SHANGHAI (Reuters) - Ford Motor Co (F.N) will consider building Ford-branded pickup trucks in China if restrictions on driving pickups in cities are relaxed and it could also roll out customized models at that time, a senior company official said.
Ford was among foreign automakers exhibiting their wares this week at the China International Import Expo (CIIE) in Shanghai, a fair aimed at showcasing the country’s free trade credentials.
Many of the vehicles that Ford, General Motors (GM.N) and Fiat Chrysler Automobiles (FCHA.MI) put on show were pickup trucks, a segment of the Chinese market that has remained relatively resilient even as the overall industry braces for a second year of dipping sales.
Demand for pickups - both from traditional farm and construction-related customers as well as newer interest from general car buyers - has increased and last year China became the world’s second-biggest pickup truck market.
But many big Chinese cities restrict pickups from entering their centers, an obstacle for sales growth.
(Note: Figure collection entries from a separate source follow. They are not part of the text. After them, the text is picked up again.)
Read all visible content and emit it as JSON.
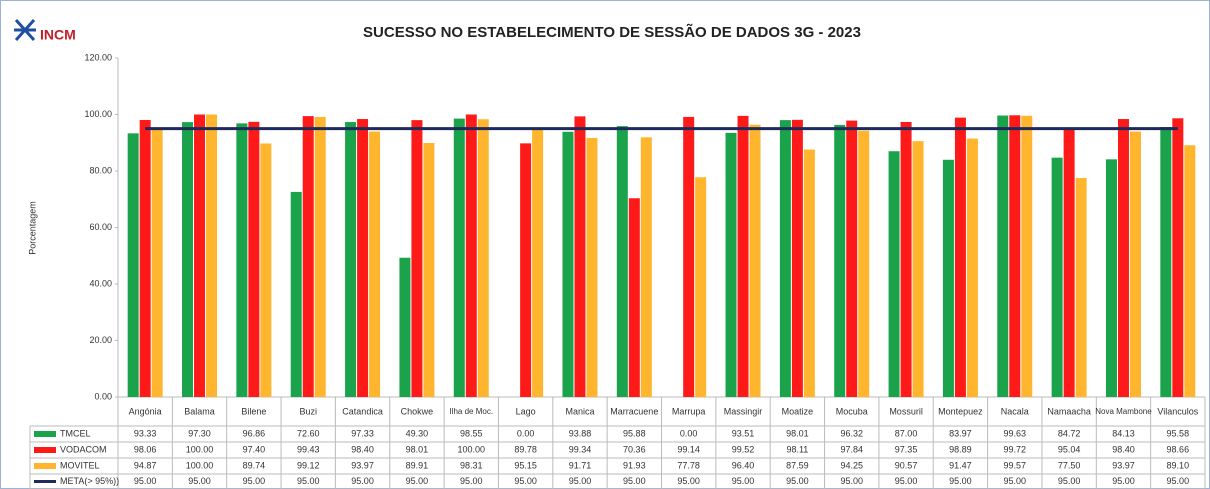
{
  "chart_data": {
    "type": "bar",
    "title": "SUCESSO NO ESTABELECIMENTO DE SESSÃO DE DADOS 3G - 2023",
    "logo": "INCM",
    "y_label": "Porcentagem",
    "categories": [
      "Angónia",
      "Balama",
      "Bilene",
      "Buzi",
      "Catandica",
      "Chokwe",
      "Ilha de Moc.",
      "Lago",
      "Manica",
      "Marracuene",
      "Marrupa",
      "Massingir",
      "Moatize",
      "Mocuba",
      "Mossuril",
      "Montepuez",
      "Nacala",
      "Namaacha",
      "Nova Mambone",
      "Vilanculos"
    ],
    "series": [
      {
        "name": "TMCEL",
        "color": "#1aa34a",
        "type": "bar",
        "values": [
          93.33,
          97.3,
          96.86,
          72.6,
          97.33,
          49.3,
          98.55,
          0,
          93.88,
          95.88,
          0,
          93.51,
          98.01,
          96.32,
          87.0,
          83.97,
          99.63,
          84.72,
          84.13,
          95.58
        ],
        "value_labels": [
          "93.33",
          "97.30",
          "96.86",
          "72.60",
          "97.33",
          "49.30",
          "98.55",
          "0.00",
          "93.88",
          "95.88",
          "0.00",
          "93.51",
          "98.01",
          "96.32",
          "87.00",
          "83.97",
          "99.63",
          "84.72",
          "84.13",
          "95.58"
        ]
      },
      {
        "name": "VODACOM",
        "color": "#ff1a1a",
        "type": "bar",
        "values": [
          98.06,
          100,
          97.4,
          99.43,
          98.4,
          98.01,
          100,
          89.78,
          99.34,
          70.36,
          99.14,
          99.52,
          98.11,
          97.84,
          97.35,
          98.89,
          99.72,
          95.04,
          98.4,
          98.66
        ],
        "value_labels": [
          "98.06",
          "100.00",
          "97.40",
          "99.43",
          "98.40",
          "98.01",
          "100.00",
          "89.78",
          "99.34",
          "70.36",
          "99.14",
          "99.52",
          "98.11",
          "97.84",
          "97.35",
          "98.89",
          "99.72",
          "95.04",
          "98.40",
          "98.66"
        ]
      },
      {
        "name": "MOVITEL",
        "color": "#ffb52e",
        "type": "bar",
        "values": [
          94.87,
          100,
          89.74,
          99.12,
          93.97,
          89.91,
          98.31,
          95.15,
          91.71,
          91.93,
          77.78,
          96.4,
          87.59,
          94.25,
          90.57,
          91.47,
          99.57,
          77.5,
          93.97,
          89.1
        ],
        "value_labels": [
          "94.87",
          "100.00",
          "89.74",
          "99.12",
          "93.97",
          "89.91",
          "98.31",
          "95.15",
          "91.71",
          "91.93",
          "77.78",
          "96.40",
          "87.59",
          "94.25",
          "90.57",
          "91.47",
          "99.57",
          "77.50",
          "93.97",
          "89.10"
        ]
      },
      {
        "name": "META(> 95%))",
        "color": "#1f2a5c",
        "type": "line",
        "values": [
          95,
          95,
          95,
          95,
          95,
          95,
          95,
          95,
          95,
          95,
          95,
          95,
          95,
          95,
          95,
          95,
          95,
          95,
          95,
          95
        ],
        "value_labels": [
          "95.00",
          "95.00",
          "95.00",
          "95.00",
          "95.00",
          "95.00",
          "95.00",
          "95.00",
          "95.00",
          "95.00",
          "95.00",
          "95.00",
          "95.00",
          "95.00",
          "95.00",
          "95.00",
          "95.00",
          "95.00",
          "95.00",
          "95.00"
        ]
      }
    ],
    "ylim": [
      0,
      120
    ],
    "yticks": [
      {
        "value": 0,
        "label": "0.00"
      },
      {
        "value": 20,
        "label": "20.00"
      },
      {
        "value": 40,
        "label": "40.00"
      },
      {
        "value": 60,
        "label": "60.00"
      },
      {
        "value": 80,
        "label": "80.00"
      },
      {
        "value": 100,
        "label": "100.00"
      },
      {
        "value": 120,
        "label": "120.00"
      }
    ],
    "grid": false
  }
}
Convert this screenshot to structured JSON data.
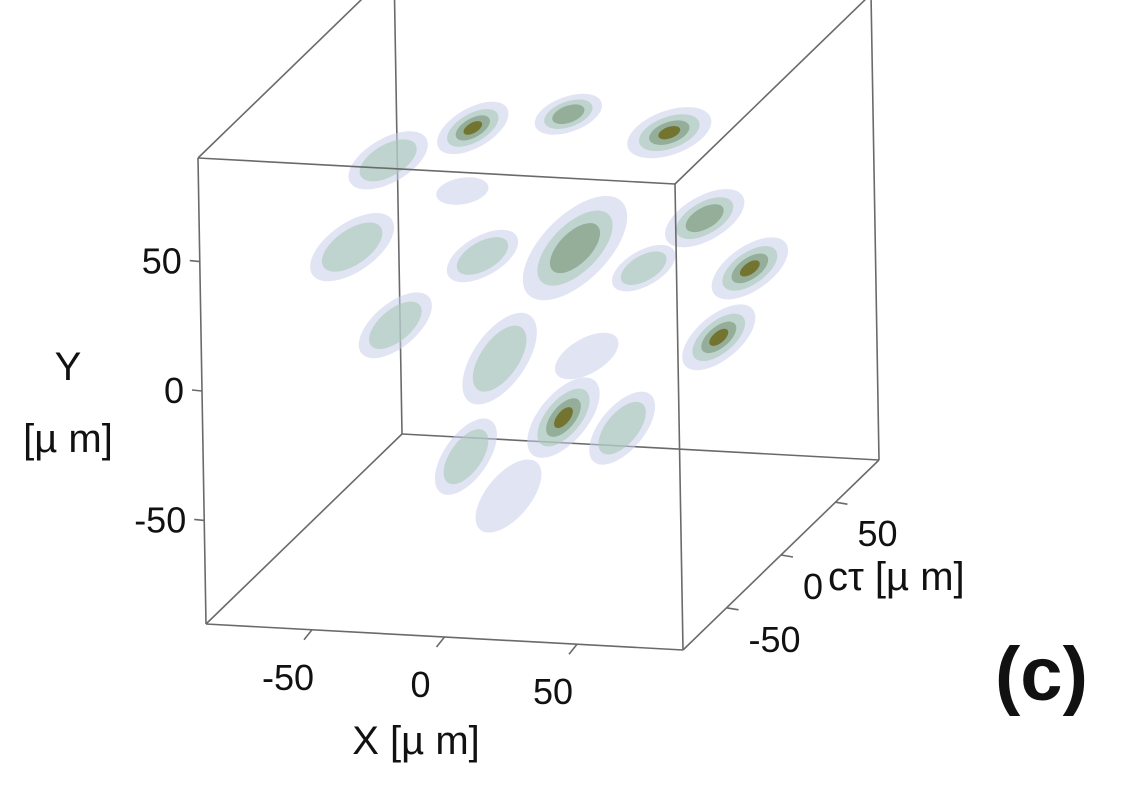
{
  "chart_data": {
    "type": "isosurface-3d",
    "panel_label": "(c)",
    "axes": {
      "x": {
        "label": "X [µ m]",
        "ticks": [
          -50,
          0,
          50
        ],
        "tick_labels": [
          "-50",
          "0",
          "50"
        ]
      },
      "y": {
        "label": "Y",
        "unit": "[µ m]",
        "ticks": [
          -50,
          0,
          50
        ],
        "tick_labels": [
          "-50",
          "0",
          "50"
        ]
      },
      "z": {
        "label": "cτ [µ m]",
        "ticks": [
          -50,
          0,
          50
        ],
        "tick_labels": [
          "-50",
          "0",
          "50"
        ]
      }
    },
    "range": [
      -90,
      90
    ],
    "colors": {
      "outer": "#c8cdea",
      "mid": "#a9c9b8",
      "inner": "#7d9a7c",
      "core": "#6f6a1e",
      "edge": "#6a6a6a"
    },
    "blobs": [
      {
        "x": -32,
        "y": 60,
        "z": 20,
        "size": 0.9,
        "tilt": -30,
        "level": 3
      },
      {
        "x": 0,
        "y": 63,
        "z": 30,
        "size": 0.8,
        "tilt": -20,
        "level": 2
      },
      {
        "x": 38,
        "y": 58,
        "z": 30,
        "size": 1.0,
        "tilt": -20,
        "level": 3
      },
      {
        "x": -60,
        "y": 50,
        "z": 10,
        "size": 1.0,
        "tilt": -30,
        "level": 1
      },
      {
        "x": -28,
        "y": 44,
        "z": 0,
        "size": 0.6,
        "tilt": -10,
        "level": 0
      },
      {
        "x": -70,
        "y": 20,
        "z": 0,
        "size": 1.1,
        "tilt": -35,
        "level": 1
      },
      {
        "x": -25,
        "y": 15,
        "z": 10,
        "size": 0.9,
        "tilt": -30,
        "level": 1
      },
      {
        "x": 10,
        "y": 20,
        "z": 10,
        "size": 1.5,
        "tilt": -45,
        "level": 2
      },
      {
        "x": 55,
        "y": 30,
        "z": 20,
        "size": 1.0,
        "tilt": -30,
        "level": 2
      },
      {
        "x": 40,
        "y": 18,
        "z": 0,
        "size": 0.8,
        "tilt": -30,
        "level": 1
      },
      {
        "x": -50,
        "y": -5,
        "z": -10,
        "size": 1.0,
        "tilt": -40,
        "level": 1
      },
      {
        "x": -15,
        "y": -20,
        "z": 0,
        "size": 1.2,
        "tilt": -55,
        "level": 1
      },
      {
        "x": 20,
        "y": -15,
        "z": -5,
        "size": 0.8,
        "tilt": -30,
        "level": 0
      },
      {
        "x": 78,
        "y": 18,
        "z": 5,
        "size": 1.0,
        "tilt": -35,
        "level": 4
      },
      {
        "x": 70,
        "y": -5,
        "z": -5,
        "size": 1.0,
        "tilt": -40,
        "level": 4
      },
      {
        "x": 15,
        "y": -35,
        "z": -15,
        "size": 1.1,
        "tilt": -50,
        "level": 4
      },
      {
        "x": -20,
        "y": -50,
        "z": -20,
        "size": 1.0,
        "tilt": -55,
        "level": 1
      },
      {
        "x": 35,
        "y": -40,
        "z": -10,
        "size": 1.0,
        "tilt": -50,
        "level": 1
      },
      {
        "x": 0,
        "y": -60,
        "z": -30,
        "size": 1.0,
        "tilt": -50,
        "level": 0
      }
    ]
  }
}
But some urban areas have relaxed the rules in recent years, boosting pickup sales.
“If more areas relax restrictions on pickup trucks, we will plan to locally manufacture Ford-branded pickup trucks in China to meet the demands of Chinese consumers with considerations of the market situation,” Joseph Liu, Ford’s China vice president for product innovation, told Reuters on Wednesday.
The Dearborn, Michigan-based automaker does not build Ford-branded pickup trucks in China, but its local partner, JMC (000550.SZ), in which Ford has a 32% stake, manufactures Yuhu series pickups with Ford technology.
Liu did not provide details about manufacturing plans or model specifications but said made-in-China Ford pickup trucks would be different from existing imported models, if and when Ford went ahead with the plans.
For instance, China-made pickup trucks would be of sizes that are suitable for China’s roads and are less likely to have capacity for towing trailers as current policies limit that.
Other automakers at CIIE told Reuters this week they were there to test the waters. GM and FCA also displayed their new pickup models such as the Chevrolet Silverado, GMC Sierra Denali, and Jeep Gladiator.
FCA representatives said the company planned to launch the Gladiator in China but was still working on adjusting the model to meet regulatory requirements on things like emissions.
A spokeswoman for GM said the company wanted to showcase American-style pickup trucks in Shanghai to get public opinion. She said, however, that GM had no plan to launch these models in China now.